The financial services firm is rolling out biometric technologies that will allow European consumers to authenticate their identity without a password, but with a selfie, in order to provide customers with a more convenient method to sign in and a faster checkout process. Security firms view the development as another sign of the mainstream availability of biometric authentication, comparing it to the introduction of TouchID fingerprint authentication technology in the iPhone.
Javvad Malik, security advocate at enterprise security tools firm AlienVault, said that "selfie pay" is seemingly an attempt to bridge the gap between a fully authenticated method, such as chip and PIN – and unauthenticated payments methods such as contactless.

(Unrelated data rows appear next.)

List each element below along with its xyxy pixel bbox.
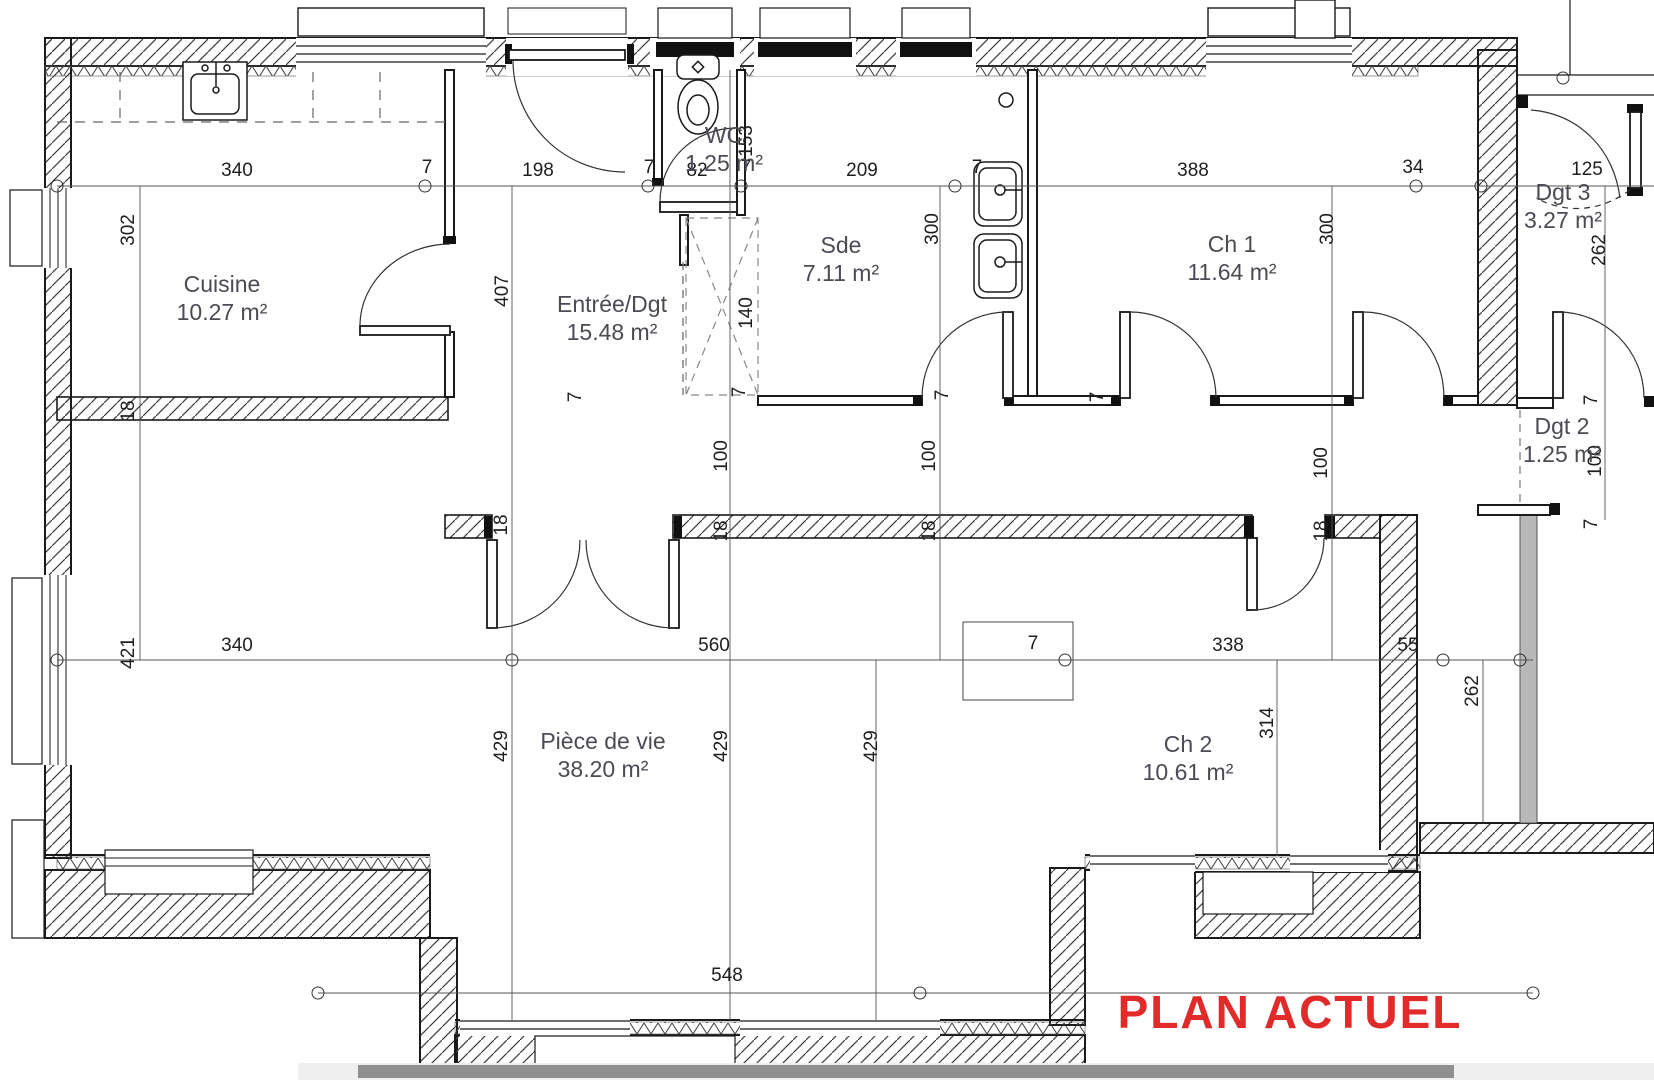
chimney-box (1295, 0, 1335, 38)
room-area-piece-de-vie: 38.20 m² (558, 756, 649, 782)
dimension-label-15: 7 (729, 387, 750, 398)
wc-door-leaf (660, 202, 737, 212)
room-label-sde: Sde (821, 232, 862, 258)
room-area-cuisine: 10.27 m² (177, 299, 268, 325)
plan-title: PLAN ACTUEL (1118, 985, 1463, 1039)
window-box-left-3 (12, 820, 44, 938)
dimension-label-44: 548 (711, 965, 743, 986)
dimension-label-36: 7 (1028, 633, 1039, 654)
room-label-piece-de-vie: Pièce de vie (540, 728, 665, 754)
room-area-entree-dgt: 15.48 m² (567, 319, 658, 345)
dimension-label-7: 7 (972, 157, 983, 178)
kitchen-counter-dashed (57, 72, 445, 122)
dimension-label-23: 100 (919, 440, 940, 472)
room-area-wc: 1.25 m² (685, 150, 763, 176)
dimension-label-9: 34 (1402, 157, 1424, 178)
window-black-sde (900, 42, 972, 57)
window-bottom-left (105, 850, 253, 894)
room-label-dgt3: Dgt 3 (1536, 179, 1591, 205)
ch1-door-leaf (1120, 312, 1130, 398)
room-label-dgt2: Dgt 2 (1535, 413, 1590, 439)
dimension-label-13: 407 (492, 275, 513, 307)
room-label-ch1: Ch 1 (1208, 231, 1257, 257)
sde-door-leaf (1003, 312, 1013, 398)
double-door-left-leaf (487, 540, 497, 628)
dimension-label-2: 198 (522, 160, 554, 181)
doors (360, 50, 1644, 628)
dimension-label-33: 421 (118, 637, 139, 669)
room-area-ch2: 10.61 m² (1143, 759, 1234, 785)
dimension-label-38: 55 (1397, 635, 1418, 656)
dgt2-door-leaf (1553, 312, 1563, 398)
horizontal-scrollbar[interactable] (298, 1063, 1654, 1080)
dimension-label-16: 300 (922, 213, 943, 245)
door-swing-arcs (360, 60, 1644, 628)
dimension-label-19: 7 (1581, 395, 1602, 406)
room-label-ch2: Ch 2 (1164, 731, 1213, 757)
room-area-ch1: 11.64 m² (1187, 259, 1276, 285)
dimension-label-26: 18 (491, 514, 512, 535)
hall-door-leaf (1353, 312, 1363, 398)
dimension-label-29: 18 (1311, 520, 1332, 541)
dimension-label-1: 7 (422, 157, 433, 178)
room-label-wc: WC (705, 122, 743, 148)
dimension-label-27: 18 (711, 520, 732, 541)
dgt3-right-door-leaf (1630, 112, 1641, 188)
dimension-label-34: 340 (221, 635, 253, 656)
window-sill-ch2 (1203, 872, 1313, 914)
dimension-label-18: 262 (1589, 234, 1610, 266)
dimension-label-32: 7 (1087, 392, 1108, 403)
window-sill-bottom (535, 1036, 735, 1066)
room-area-dgt2: 1.25 m² (1523, 441, 1601, 467)
dimension-label-39: 262 (1462, 675, 1483, 707)
ch2-door-leaf (1247, 538, 1257, 610)
scrollbar-thumb[interactable] (358, 1065, 1454, 1078)
dimension-label-3: 7 (644, 157, 655, 178)
dimension-label-28: 18 (919, 520, 940, 541)
dimension-label-17: 300 (1317, 213, 1338, 245)
dimension-label-31: 7 (932, 390, 953, 401)
room-label-cuisine: Cuisine (184, 271, 261, 297)
gray-wall-panel (1520, 515, 1537, 823)
floor-plan-page: 3407198782720973883412530215340714073003… (0, 0, 1654, 1080)
window-box-cuisine (298, 8, 484, 36)
dimension-label-24: 100 (1311, 447, 1332, 479)
annex-boundary-lines (1517, 0, 1654, 95)
dimension-label-0: 340 (221, 160, 253, 181)
ceiling-light-icon (999, 93, 1013, 107)
dimension-label-42: 429 (711, 730, 732, 762)
dimension-label-22: 100 (711, 440, 732, 472)
cuisine-door-leaf (360, 326, 450, 335)
dimension-label-8: 388 (1177, 160, 1209, 181)
entry-door-leaf (509, 50, 625, 60)
double-door-right-leaf (669, 540, 679, 628)
floor-plan-drawing: 3407198782720973883412530215340714073003… (0, 0, 1654, 1080)
dimension-label-40: 314 (1257, 707, 1278, 739)
vanity-sinks-icon (974, 162, 1022, 298)
room-label-entree-dgt: Entrée/Dgt (557, 291, 668, 317)
dimension-label-30: 7 (565, 392, 586, 403)
dimension-label-10: 125 (1571, 159, 1603, 180)
window-black-2 (758, 42, 852, 57)
window-box-left-2 (12, 578, 42, 764)
dimension-label-43: 429 (861, 730, 882, 762)
dimension-label-35: 560 (698, 635, 730, 656)
duct-box (963, 622, 1073, 700)
exterior-walls (45, 38, 1654, 1068)
dimension-label-6: 209 (846, 160, 878, 181)
window-box-left-1 (10, 190, 42, 266)
dimension-label-11: 302 (118, 214, 139, 246)
dimension-label-25: 18 (118, 400, 139, 421)
dimension-label-14: 140 (736, 297, 757, 329)
room-area-sde: 7.11 m² (803, 260, 880, 286)
entry-door-box (508, 8, 626, 34)
room-area-dgt3: 3.27 m² (1524, 207, 1602, 233)
dimension-label-37: 338 (1212, 635, 1244, 656)
kitchen-sink-icon (183, 62, 247, 120)
dimension-label-41: 429 (491, 730, 512, 762)
dimension-label-21: 7 (1581, 519, 1602, 530)
fixtures (57, 55, 1022, 395)
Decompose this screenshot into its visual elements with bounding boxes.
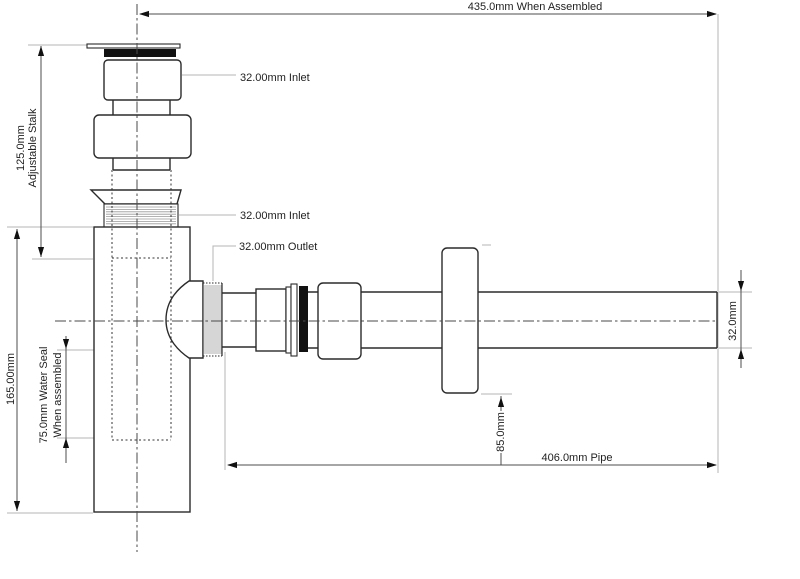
compression-seal-ring (299, 286, 308, 352)
label-outlet: 32.00mm Outlet (239, 241, 317, 253)
label-body-height: 165.00mm (5, 353, 17, 405)
stalk-nut (94, 115, 191, 158)
bottle-trap-body (94, 227, 190, 512)
stalk-collar (91, 190, 181, 204)
inlet-seal-ring (104, 49, 176, 57)
collar-ring-inner (286, 287, 291, 353)
label-inlet-top: 32.00mm Inlet (240, 72, 310, 84)
label-pipe-diameter: 32.0mm (727, 301, 739, 341)
label-water-seal-line2: When assembled (52, 353, 64, 438)
inlet-nut (104, 60, 181, 100)
collar-ring-outer (291, 284, 297, 356)
label-inlet-lower: 32.00mm Inlet (240, 210, 310, 222)
label-pipe-length: 406.0mm Pipe (542, 452, 613, 464)
stalk-threads (104, 204, 178, 228)
label-water-seal-line1: 75.0mm Water Seal (38, 347, 50, 444)
bottle-trap-drawing: 435.0mm When Assembled 32.00mm Inlet 32.… (0, 0, 800, 579)
outlet-threads-hatch (205, 285, 221, 354)
label-stalk-length: 125.0mm (15, 125, 27, 171)
label-stalk-name: Adjustable Stalk (27, 108, 39, 187)
outlet-sleeve (256, 289, 286, 351)
label-assembled-width: 435.0mm When Assembled (468, 1, 603, 13)
technical-drawing-page: 435.0mm When Assembled 32.00mm Inlet 32.… (0, 0, 800, 579)
inlet-washer (87, 44, 180, 48)
label-flange-diameter: 85.0mm (495, 412, 507, 452)
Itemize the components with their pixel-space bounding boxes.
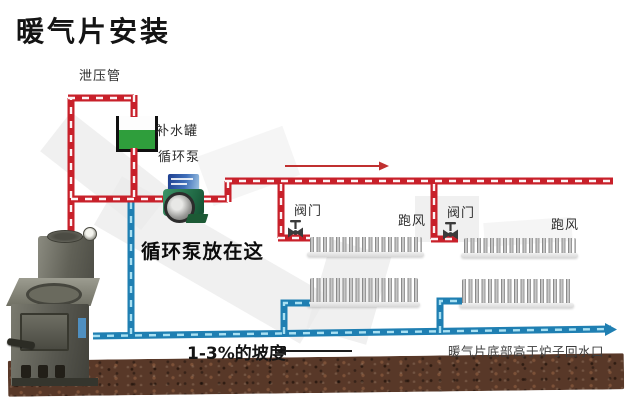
stove-cooktop	[6, 278, 100, 306]
circulation-pump-icon	[163, 174, 209, 223]
pressure-gauge-icon	[83, 227, 97, 241]
air-vent-label-2: 跑风	[551, 214, 579, 233]
stove-lid	[47, 230, 83, 243]
makeup-tank-label: 补水罐	[156, 120, 198, 139]
return-pipe-end-arrow	[605, 323, 617, 336]
page-title: 暖气片安装	[16, 10, 171, 50]
relief-pipe-label: 泄压管	[79, 65, 121, 84]
slope-note: 1-3%的坡度	[187, 339, 286, 364]
diagram-canvas: 暖气片安装 泄压管 补水罐 循环泵 循环泵放在这 阀门 跑风 阀门 跑风 1-3…	[0, 0, 644, 410]
air-vent-label-1: 跑风	[398, 210, 426, 229]
stove-body	[11, 304, 89, 386]
supply-pipe	[68, 95, 613, 240]
coal-stove	[6, 222, 102, 394]
stove-door-handle	[7, 338, 36, 349]
height-note: 暖气片底部高于炉子回水口	[448, 341, 604, 360]
pump-placement-note: 循环泵放在这	[141, 235, 264, 264]
slope-direction-arrow	[276, 347, 352, 356]
flow-direction-arrow	[285, 162, 389, 171]
stove-base	[12, 378, 98, 386]
valve-label-1: 阀门	[294, 200, 322, 219]
circulation-pump-label: 循环泵	[158, 146, 200, 165]
valve-label-2: 阀门	[447, 202, 475, 221]
stove-air-vents	[21, 365, 65, 378]
stove-label-sticker	[78, 318, 86, 338]
stove-door	[20, 313, 69, 351]
pump-base	[186, 214, 209, 223]
cooktop-ring	[26, 283, 82, 306]
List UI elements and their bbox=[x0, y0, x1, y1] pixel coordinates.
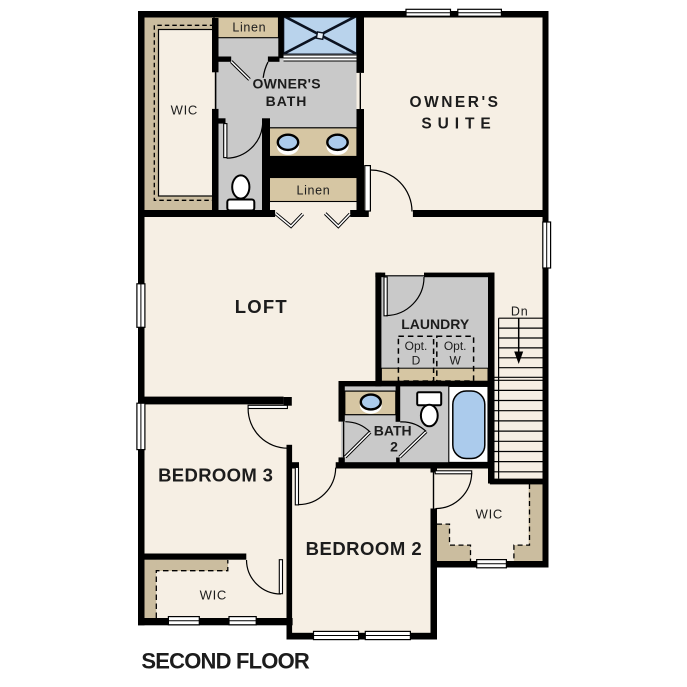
svg-text:BATH: BATH bbox=[266, 93, 308, 109]
svg-text:WIC: WIC bbox=[200, 588, 227, 603]
svg-text:W: W bbox=[450, 354, 462, 368]
svg-text:BATH: BATH bbox=[374, 423, 412, 439]
svg-text:WIC: WIC bbox=[171, 103, 198, 118]
svg-text:LOFT: LOFT bbox=[235, 296, 288, 317]
svg-text:OWNER'S: OWNER'S bbox=[410, 94, 501, 111]
svg-text:BEDROOM 2: BEDROOM 2 bbox=[306, 538, 423, 559]
svg-text:LAUNDRY: LAUNDRY bbox=[401, 316, 470, 332]
svg-text:Linen: Linen bbox=[296, 184, 330, 198]
svg-text:D: D bbox=[412, 354, 421, 368]
svg-text:SECOND FLOOR: SECOND FLOOR bbox=[141, 649, 310, 674]
svg-text:Dn: Dn bbox=[511, 305, 529, 319]
svg-text:Linen: Linen bbox=[232, 21, 266, 35]
svg-text:Opt.: Opt. bbox=[405, 339, 428, 353]
svg-text:SUITE: SUITE bbox=[421, 116, 496, 133]
svg-text:2: 2 bbox=[390, 439, 398, 455]
svg-text:Opt.: Opt. bbox=[444, 339, 467, 353]
svg-text:OWNER'S: OWNER'S bbox=[252, 76, 320, 92]
svg-text:WIC: WIC bbox=[476, 507, 503, 522]
svg-text:BEDROOM 3: BEDROOM 3 bbox=[158, 465, 273, 486]
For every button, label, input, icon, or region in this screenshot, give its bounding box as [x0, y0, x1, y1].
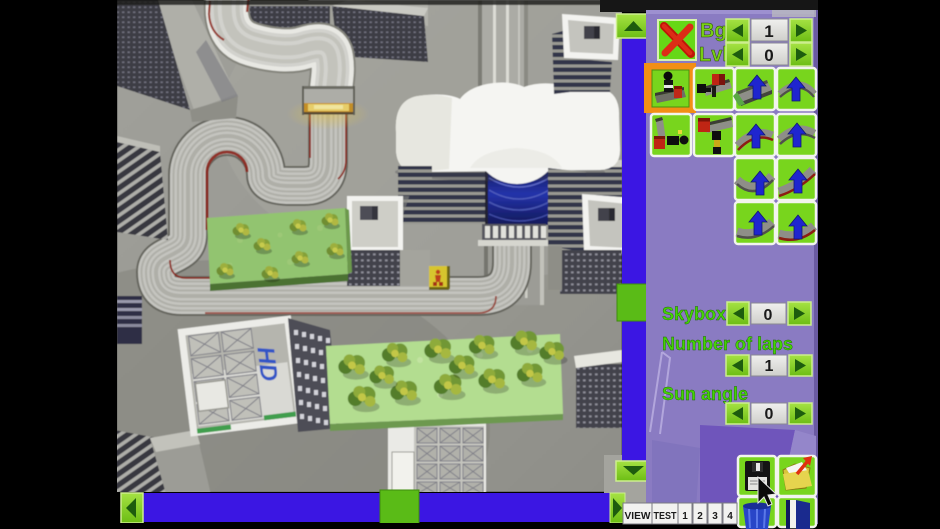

(Score: 1, Insightful) by Anonymous Coward on Thursday October 06 2016, @08:12AM
People used to think that those "security questions" were a great idea. Mothers maiden name, name of your dog, all that crap. Back then, the idea was that only you would know those things.
Nowadays, the answer to all of those questions (it's always a list of predefined questions) can be found on Facebook.
This is just reinventing the same stupidity.
"If the answer can be found on Facebook anyway, why not simply use a selfie?"
(Score: 0) by Anonymous Coward on Thursday October 06 2016, @03:03PM
What, they thought your mother would not know your mother's maiden name?
(Score: 0) by Anonymous Coward on Thursday October 06 2016, @04:21PM
nobody said the answers you gave to the system had to be factually correct
they just need to be consistent
so if you always answer that your mother's maiden name was jane jetson, it works well enough...
(Score: 2) by Scruffy Beard 2 on Friday October 07 2016, @03:09PM
They usually ask a series of "security" questions.
That means you need to remember 5-6 passwords instead of 1.